Ter verduidelijking, netwerken van sensortechnologieën in de Smart City zijn bedoeld om processen en middelen in de stad, zoals verkeer, elektriciteit en afval, te optimaliseren. Zowel de productie van de technologie als de analyse van gegevens gebeurt door technische bedrijven zoals IBM. Vandaar dat deze bedrijven onmisbare actoren zijn in de Smart City, die intussen een miljardenmarkt is geworden.
De gesloten stad
In dergelijke publiek-private projecten worden burgers grotendeels uitgesloten van het besluitvormingsproces. Stedenbouwkundige en socioloog Richard Sennett verwijst daarom naar dit model als prescriptief en gesloten. In de prescriptieve stad worden de complexe berekeningen die nodig zijn om de stad te laten functioneren verborgen voor de burgers in afgesloten datasystemen.
Volgens Sennett maakt deze uitsluiting burgers dommer omdat beslissingen voor hen worden genomen, niet samen met hen (zie ook het blog van Frank Kresin). Een voorbeeld van dit model is de Smart City Songdo. In deze gecentraliseerde stad stuurt hightech meerdere aspecten van het dagelijks leven aan. Hier zijn inwoners passieve consumenten van de stad. Intussen is Songdo een spookstad geworden met weinig inwoners.
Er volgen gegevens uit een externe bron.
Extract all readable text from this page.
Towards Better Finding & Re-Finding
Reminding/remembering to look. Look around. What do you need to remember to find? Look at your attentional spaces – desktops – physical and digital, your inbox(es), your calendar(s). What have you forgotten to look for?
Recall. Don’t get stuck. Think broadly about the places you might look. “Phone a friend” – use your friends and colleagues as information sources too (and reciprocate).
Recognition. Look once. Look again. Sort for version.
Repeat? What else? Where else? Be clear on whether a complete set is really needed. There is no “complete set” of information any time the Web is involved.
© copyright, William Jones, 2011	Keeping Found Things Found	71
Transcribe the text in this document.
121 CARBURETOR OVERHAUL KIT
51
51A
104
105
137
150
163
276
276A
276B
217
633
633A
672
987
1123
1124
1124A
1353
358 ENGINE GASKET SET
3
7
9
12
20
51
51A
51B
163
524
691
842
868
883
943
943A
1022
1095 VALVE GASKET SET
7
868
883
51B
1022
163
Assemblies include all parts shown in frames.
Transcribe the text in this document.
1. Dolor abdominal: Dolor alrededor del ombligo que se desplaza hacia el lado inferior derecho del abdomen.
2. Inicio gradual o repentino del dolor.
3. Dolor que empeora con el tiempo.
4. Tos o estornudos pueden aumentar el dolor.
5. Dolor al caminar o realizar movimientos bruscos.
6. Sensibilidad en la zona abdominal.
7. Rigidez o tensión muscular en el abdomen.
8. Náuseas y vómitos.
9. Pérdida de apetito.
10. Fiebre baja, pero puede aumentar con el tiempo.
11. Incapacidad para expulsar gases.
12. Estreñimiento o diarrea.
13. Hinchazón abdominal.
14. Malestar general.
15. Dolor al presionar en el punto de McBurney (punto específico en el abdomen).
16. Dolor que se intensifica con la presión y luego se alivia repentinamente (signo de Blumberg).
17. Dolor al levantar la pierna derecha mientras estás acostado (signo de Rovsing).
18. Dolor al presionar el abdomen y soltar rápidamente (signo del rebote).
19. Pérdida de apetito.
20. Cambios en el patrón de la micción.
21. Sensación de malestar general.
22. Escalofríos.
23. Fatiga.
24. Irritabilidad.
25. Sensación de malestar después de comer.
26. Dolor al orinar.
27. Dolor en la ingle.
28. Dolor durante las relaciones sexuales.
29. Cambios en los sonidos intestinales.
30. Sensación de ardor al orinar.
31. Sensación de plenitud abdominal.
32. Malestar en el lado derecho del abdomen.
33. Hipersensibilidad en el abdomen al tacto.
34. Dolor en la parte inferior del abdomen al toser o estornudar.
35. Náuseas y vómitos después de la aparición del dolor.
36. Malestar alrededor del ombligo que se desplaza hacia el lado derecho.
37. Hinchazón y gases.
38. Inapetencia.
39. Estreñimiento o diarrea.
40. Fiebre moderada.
Een voorbeeld van een meer gedecentraliseerde versie van de Smart City is Amsterdam. Op het Amsterdam Smart City-platform is ruimte voor startups en kleine bedrijven. Toch is deze stadsvisie sterk op technologie en innovatie gebaseerd, en garandeert het geen inclusiviteit. Het bestaat uit kleinere publiek-private partnerschappen waarin bewoners ook makkelijk worden uitgesloten.
Kan deze uitsluiting worden vermeden? In mijn volgende blogpost zal ik inclusievere stadsmodellen verkennen.